仕事は明日からなので、俺達は夕食まで外をぶらつくことにした。ネフェリムの子孫が移り住んだという街。確かに、街のそこここに機械を見ることができる。電話やラジオはどの店にも常備されていた。庶民の家にも、一台ずつあるのが当たり前らしい。それどころか、食べ物を長期間保存できる「冷蔵庫」というものもあるらしい。俺も聞いたことはあったが実物を見たのは初めてだった。そんな物が給料の一カ月分で買えると言う。
一方、カタロスはどれを見てもあまり驚いたりせず、しげしげと機械を見つめていた。化石を検分する学者のように見入っている。
「どうした?」
「いえ……時代は変わったんだな、と思って」
「そうだな。ちょっと前まで、列車なんて無かったらしいしな。電波で山を三つ越えた先の出来事もすぐ分かる。便利になった」
勿論、それを悪用する奴らもいる。ここ十年の兵器の進化は、明らかにヘリテージによるものだ。正確には、万密院のヘリテージの研究結果だ。
「この街に住む人達は、みんなネフェリムの子孫なんですね」
「まぁ、ずっと住んでる奴らはそうだろう」
「彼らは自分達の先祖を、どう思ってるんでしょうか」
いつに無く真面目くさった声だった。俺は思わず、横に並ぶカタロスを見上げる。
「どうって……。感謝してるんじゃないか?今の生活があるのも先祖のお陰だろうし」
「ネフェリムがどうやって生まれたか、ご存知ですか?」
「え?……確か、神の使いが人間の女との間に子どもを作ったからだろ」
「ええ。神の導きを忘れて歓楽に耽った結果、彼らは罰せられました。楽園を負われ、人間の女と築いた土地を焼き払われたのです」
その言い伝えはソドムにも残っている。ということは、この場所も昔は、死体と灰に覆われた廃墟だったのだろうか。

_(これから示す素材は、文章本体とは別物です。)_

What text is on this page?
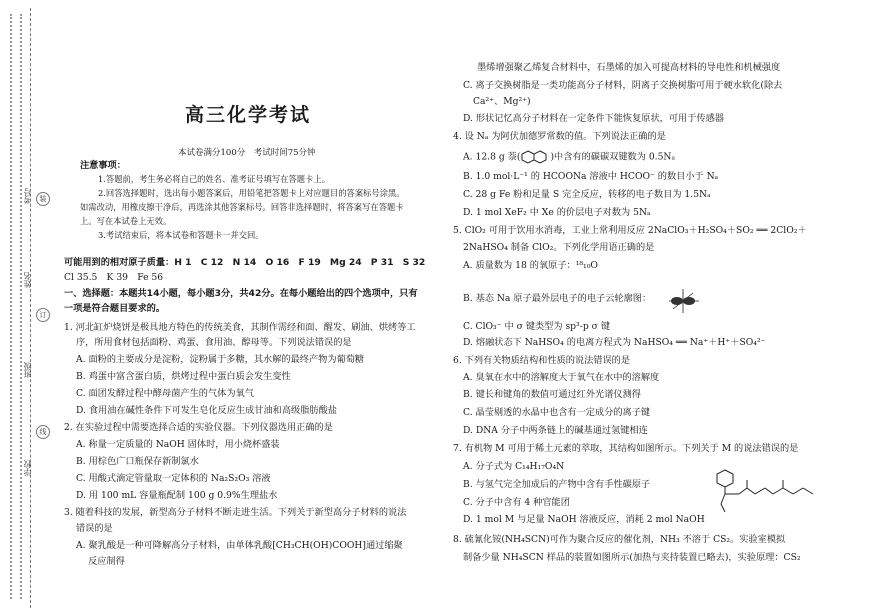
考号
姓名
班级
学校
装
订
线
高三化学考试
本试卷满分100分　考试时间75分钟
注意事项：
1.答题前，考生务必将自己的姓名、准考证号填写在答题卡上。
2.回答选择题时，选出每小题答案后，用铅笔把答题卡上对应题目的答案标号涂黑。
如需改动，用橡皮擦干净后，再选涂其他答案标号。回答非选择题时，将答案写在答题卡
上。写在本试卷上无效。
3.考试结束后，将本试卷和答题卡一并交回。
可能用到的相对原子质量：H 1　C 12　N 14　O 16　F 19　Mg 24　P 31　S 32
Cl 35.5　K 39　Fe 56
一、选择题：本题共14小题，每小题3分，共42分。在每小题给出的四个选项中，只有
一项是符合题目要求的。
1. 河北缸炉烧饼是极具地方特色的传统美食，其制作需经和面、醒发、刷油、烘烤等工
序，所用食材包括面粉、鸡蛋、食用油、醇母等。下列说法错误的是
A. 面粉的主要成分是淀粉，淀粉属于多糖，其水解的最终产物为葡萄糖
B. 鸡蛋中富含蛋白质，烘烤过程中蛋白质会发生变性
C. 面团发酵过程中酵母菌产生的气体为氧气
D. 食用油在碱性条件下可发生皂化反应生成甘油和高级脂肪酸盐
2. 在实验过程中需要选择合适的实验仪器。下列仪器选用正确的是
A. 称量一定质量的 NaOH 固体时，用小烧杯盛装
B. 用棕色广口瓶保存新制氯水
C. 用酸式滴定管量取一定体积的 Na₂S₂O₃ 溶液
D. 用 100 mL 容量瓶配制 100 g 0.9%生理盐水
3. 随着科技的发展，新型高分子材料不断走进生活。下列关于新型高分子材料的说法
错误的是
A. 聚乳酸是一种可降解高分子材料，由单体乳酸[CH₃CH(OH)COOH]通过缩聚
　 反应制得
墨烯增强聚乙烯复合材料中，石墨烯的加入可提高材料的导电性和机械强度
C. 离子交换树脂是一类功能高分子材料，阴离子交换树脂可用于硬水软化(除去
Ca²⁺、Mg²⁺)
D. 形状记忆高分子材料在一定条件下能恢复原状，可用于传感器
4. 设 Nₐ 为阿伏加德罗常数的值。下列说法正确的是
A. 12.8 g 萘(	)中含有的碳碳双键数为 0.5Nₐ
B. 1.0 mol·L⁻¹ 的 HCOONa 溶液中 HCOO⁻ 的数目小于 Nₐ
C. 28 g Fe 粉和足量 S 完全反应，转移的电子数目为 1.5Nₐ
D. 1 mol XeF₂ 中 Xe 的价层电子对数为 5Nₐ
5. ClO₂ 可用于饮用水消毒，工业上常利用反应 2NaClO₃＋H₂SO₄＋SO₂ ══ 2ClO₂＋
2NaHSO₄ 制备 ClO₂。下列化学用语正确的是
A. 质量数为 18 的氧原子：¹⁸₁₀O
B. 基态 Na 原子最外层电子的电子云轮廓图：
C. ClO₃⁻ 中 σ 键类型为 sp³-p σ 键
D. 熔融状态下 NaHSO₄ 的电离方程式为 NaHSO₄ ══ Na⁺＋H⁺＋SO₄²⁻
6. 下列有关物质结构和性质的说法错误的是
A. 臭氧在水中的溶解度大于氧气在水中的溶解度
B. 键长和键角的数值可通过红外光谱仪测得
C. 晶莹剔透的水晶中也含有一定成分的离子键
D. DNA 分子中两条链上的碱基通过氢键相连
7. 有机物 M 可用于稀土元素的萃取，其结构如图所示。下列关于 M 的说法错误的是
A. 分子式为 C₁₄H₁₇O₄N
B. 与氢气完全加成后的产物中含有手性碳原子
C. 分子中含有 4 种官能团
D. 1 mol M 与足量 NaOH 溶液反应，消耗 2 mol NaOH
8. 硫氰化铵(NH₄SCN)可作为聚合反应的催化剂，NH₃ 不溶于 CS₂。实验室模拟
制备少量 NH₄SCN 样品的装置如图所示(加热与夹持装置已略去)，实验原理：CS₂
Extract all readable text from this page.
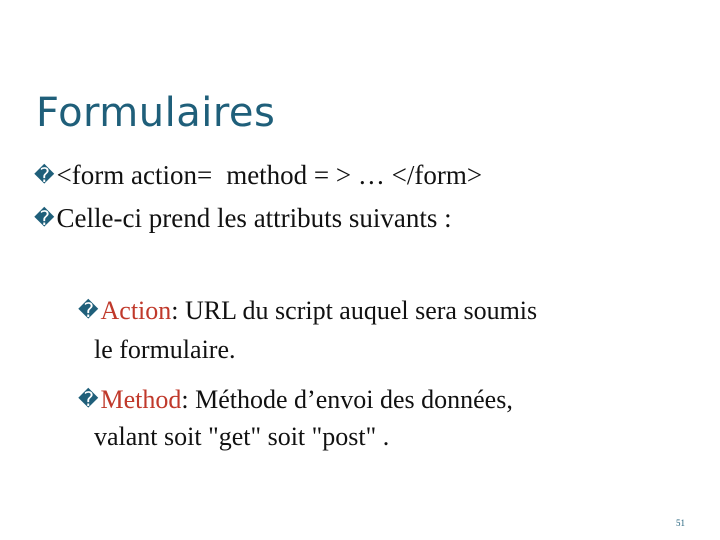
Formulaires
�<form action= method = > … </form>
�Celle-ci prend les attributs suivants :
�Action: URL du script auquel sera soumis
le formulaire.
�Method: Méthode d’envoi des données,
valant soit "get" soit "post" .
51
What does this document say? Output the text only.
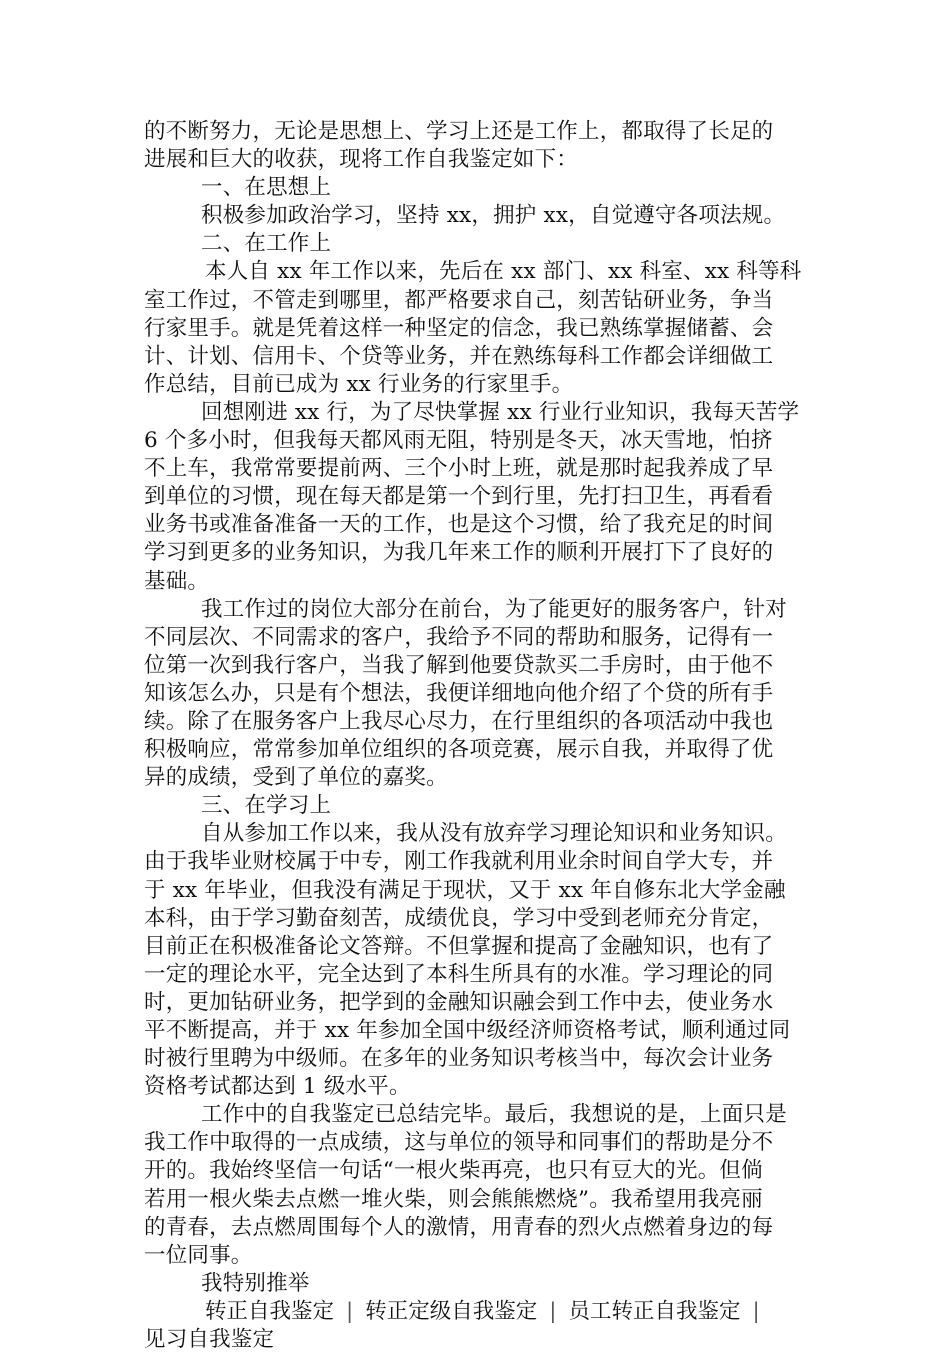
的不断努力，无论是思想上、学习上还是工作上，都取得了长足的
进展和巨大的收获，现将工作自我鉴定如下：
一、在思想上
积极参加政治学习，坚持 xx，拥护 xx，自觉遵守各项法规。
二、在工作上
本人自 xx 年工作以来，先后在 xx 部门、xx 科室、xx 科等科
室工作过，不管走到哪里，都严格要求自己，刻苦钻研业务，争当
行家里手。就是凭着这样一种坚定的信念，我已熟练掌握储蓄、会
计、计划、信用卡、个贷等业务，并在熟练每科工作都会详细做工
作总结，目前已成为 xx 行业务的行家里手。
回想刚进 xx 行，为了尽快掌握 xx 行业行业知识，我每天苦学
6 个多小时，但我每天都风雨无阻，特别是冬天，冰天雪地，怕挤
不上车，我常常要提前两、三个小时上班，就是那时起我养成了早
到单位的习惯，现在每天都是第一个到行里，先打扫卫生，再看看
业务书或准备准备一天的工作，也是这个习惯，给了我充足的时间
学习到更多的业务知识，为我几年来工作的顺利开展打下了良好的
基础。
我工作过的岗位大部分在前台，为了能更好的服务客户，针对
不同层次、不同需求的客户，我给予不同的帮助和服务，记得有一
位第一次到我行客户，当我了解到他要贷款买二手房时，由于他不
知该怎么办，只是有个想法，我便详细地向他介绍了个贷的所有手
续。除了在服务客户上我尽心尽力，在行里组织的各项活动中我也
积极响应，常常参加单位组织的各项竞赛，展示自我，并取得了优
异的成绩，受到了单位的嘉奖。
三、在学习上
自从参加工作以来，我从没有放弃学习理论知识和业务知识。
由于我毕业财校属于中专，刚工作我就利用业余时间自学大专，并
于 xx 年毕业，但我没有满足于现状，又于 xx 年自修东北大学金融
本科，由于学习勤奋刻苦，成绩优良，学习中受到老师充分肯定，
目前正在积极准备论文答辩。不但掌握和提高了金融知识，也有了
一定的理论水平，完全达到了本科生所具有的水准。学习理论的同
时，更加钻研业务，把学到的金融知识融会到工作中去，使业务水
平不断提高，并于 xx 年参加全国中级经济师资格考试，顺利通过同
时被行里聘为中级师。在多年的业务知识考核当中，每次会计业务
资格考试都达到 1 级水平。
工作中的自我鉴定已总结完毕。最后，我想说的是，上面只是
我工作中取得的一点成绩，这与单位的领导和同事们的帮助是分不
开的。我始终坚信一句话“一根火柴再亮，也只有豆大的光。但倘
若用一根火柴去点燃一堆火柴，则会熊熊燃烧”。我希望用我亮丽
的青春，去点燃周围每个人的激情，用青春的烈火点燃着身边的每
一位同事。
我特别推举
转正自我鉴定 | 转正定级自我鉴定 | 员工转正自我鉴定 |
见习自我鉴定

「罪深い血がこの場所に流れ、今も子孫達の体の中を巡っている」
「…………?」
「消えないものなのですね。犯した罪も、その証拠も」
かつてこの街も、焼き払って無に帰さなければならない程の、罪悪が溢れる土地だった。
もし罪がネフェリムとその子ども達なのなら、そこに与えられる罰は、何なのだろう。